Toward the very end of pregnancy, you may see light bleeding mixed with mucus, sometimes called “bloody show.” This is a normal sign that your body is preparing for labor and is not cause for alarm on its own. Still, the American College of Obstetricians and Gynecologists recommends contacting your provider or going to the hospital for any bleeding that occurs late in pregnancy.
How to Tell Spotting From a Problem
A useful way to gauge your bleeding: put on a clean pad or liner and check it after one hour. If the bleeding is breakthrough spotting, you will see only a small stain or nothing at all. If you are soaking through a pad within an hour, or passing clots, that is heavy bleeding and needs immediate attention.
Beyond volume, certain symptoms turn any amount of bleeding into a red flag:
- Sharp or severe abdominal or pelvic pain alongside bleeding can signal an ectopic pregnancy (a pregnancy developing outside the uterus, usually in a fallopian tube) or placental abruption.
- Shoulder pain or pressure to have a bowel movement can occur if an ectopic pregnancy is leaking blood internally.

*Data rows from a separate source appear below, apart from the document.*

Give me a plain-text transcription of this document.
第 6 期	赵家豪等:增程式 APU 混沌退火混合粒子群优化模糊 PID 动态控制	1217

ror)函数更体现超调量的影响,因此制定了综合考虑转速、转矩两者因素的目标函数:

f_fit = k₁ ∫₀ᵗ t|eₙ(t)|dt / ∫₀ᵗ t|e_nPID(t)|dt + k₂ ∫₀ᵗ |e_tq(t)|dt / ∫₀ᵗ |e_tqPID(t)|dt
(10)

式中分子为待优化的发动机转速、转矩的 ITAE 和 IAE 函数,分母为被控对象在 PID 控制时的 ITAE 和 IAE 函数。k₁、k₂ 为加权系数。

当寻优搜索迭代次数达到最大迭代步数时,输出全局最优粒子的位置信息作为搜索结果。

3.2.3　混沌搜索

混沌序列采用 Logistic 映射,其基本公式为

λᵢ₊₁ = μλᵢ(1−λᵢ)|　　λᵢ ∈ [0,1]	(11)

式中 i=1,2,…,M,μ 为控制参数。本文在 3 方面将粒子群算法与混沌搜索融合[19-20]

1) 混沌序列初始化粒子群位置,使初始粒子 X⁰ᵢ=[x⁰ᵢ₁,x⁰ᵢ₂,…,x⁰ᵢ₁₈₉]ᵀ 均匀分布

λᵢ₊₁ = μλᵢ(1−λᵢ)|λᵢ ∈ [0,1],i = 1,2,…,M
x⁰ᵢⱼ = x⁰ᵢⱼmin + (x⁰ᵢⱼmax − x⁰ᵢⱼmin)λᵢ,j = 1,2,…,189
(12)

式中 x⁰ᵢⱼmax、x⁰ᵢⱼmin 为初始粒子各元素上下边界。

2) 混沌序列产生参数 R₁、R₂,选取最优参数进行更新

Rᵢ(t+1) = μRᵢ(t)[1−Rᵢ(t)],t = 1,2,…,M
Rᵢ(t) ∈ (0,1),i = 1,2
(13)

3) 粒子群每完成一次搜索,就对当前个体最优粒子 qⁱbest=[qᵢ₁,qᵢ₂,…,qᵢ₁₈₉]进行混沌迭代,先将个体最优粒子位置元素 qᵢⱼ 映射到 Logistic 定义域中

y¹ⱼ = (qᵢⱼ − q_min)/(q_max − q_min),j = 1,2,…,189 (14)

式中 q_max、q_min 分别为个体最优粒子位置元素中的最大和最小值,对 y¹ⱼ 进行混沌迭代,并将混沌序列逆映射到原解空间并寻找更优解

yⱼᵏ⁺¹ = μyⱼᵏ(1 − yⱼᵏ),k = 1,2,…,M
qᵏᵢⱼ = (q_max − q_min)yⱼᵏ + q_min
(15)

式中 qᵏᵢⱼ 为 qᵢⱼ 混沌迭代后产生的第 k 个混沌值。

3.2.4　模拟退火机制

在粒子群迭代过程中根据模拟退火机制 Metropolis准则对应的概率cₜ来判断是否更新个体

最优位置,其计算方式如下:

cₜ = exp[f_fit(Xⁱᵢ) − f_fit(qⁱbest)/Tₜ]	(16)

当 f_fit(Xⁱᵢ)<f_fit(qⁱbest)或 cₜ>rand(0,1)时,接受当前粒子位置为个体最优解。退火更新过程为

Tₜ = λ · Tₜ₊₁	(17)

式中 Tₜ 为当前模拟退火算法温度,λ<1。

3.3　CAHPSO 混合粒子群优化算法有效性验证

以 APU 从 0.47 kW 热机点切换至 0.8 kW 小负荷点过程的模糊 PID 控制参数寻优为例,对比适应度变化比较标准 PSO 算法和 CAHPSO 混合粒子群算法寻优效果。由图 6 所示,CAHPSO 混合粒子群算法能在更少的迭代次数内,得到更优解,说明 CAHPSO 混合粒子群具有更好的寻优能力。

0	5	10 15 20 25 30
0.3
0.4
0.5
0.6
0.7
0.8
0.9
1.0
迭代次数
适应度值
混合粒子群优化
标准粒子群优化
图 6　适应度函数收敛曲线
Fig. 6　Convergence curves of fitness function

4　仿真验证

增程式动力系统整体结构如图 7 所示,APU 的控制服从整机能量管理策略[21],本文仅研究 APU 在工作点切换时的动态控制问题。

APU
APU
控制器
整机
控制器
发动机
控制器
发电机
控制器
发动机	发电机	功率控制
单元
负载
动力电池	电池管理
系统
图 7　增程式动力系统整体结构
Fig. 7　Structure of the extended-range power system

- Lightheadedness, fainting, or feeling like you might pass out suggests significant blood loss and is an emergency.
An ectopic pregnancy is worth knowing about because its early symptoms, light vaginal bleeding and pelvic pain, look a lot like harmless spotting. The key difference is that the pain is often one-sided and gets worse. If bleeding is accompanied by any of the symptoms above, seek emergency care rather than waiting for an appointment.
What to Track and Report
Your provider will ask specific questions about any bleeding episode, so keeping a quick mental note helps. Pay attention to the color (pink, red, brown), how much you see (a few drops versus enough to need a pad), how long it lasts, and whether anything triggered it (sex, exercise, a medical exam). Also note whether you have cramping, pain, fever, or dizziness alongside it.
ACOG’s guidance is straightforward: contact your provider about any bleeding at any point during pregnancy. That does not mean every episode is dangerous. It means bleeding is always worth mentioning so your care team can decide whether you need an ultrasound, blood work, or simply reassurance. Most light, painless spotting in the first trimester turns out to be harmless, but reporting it puts you in the best position either way.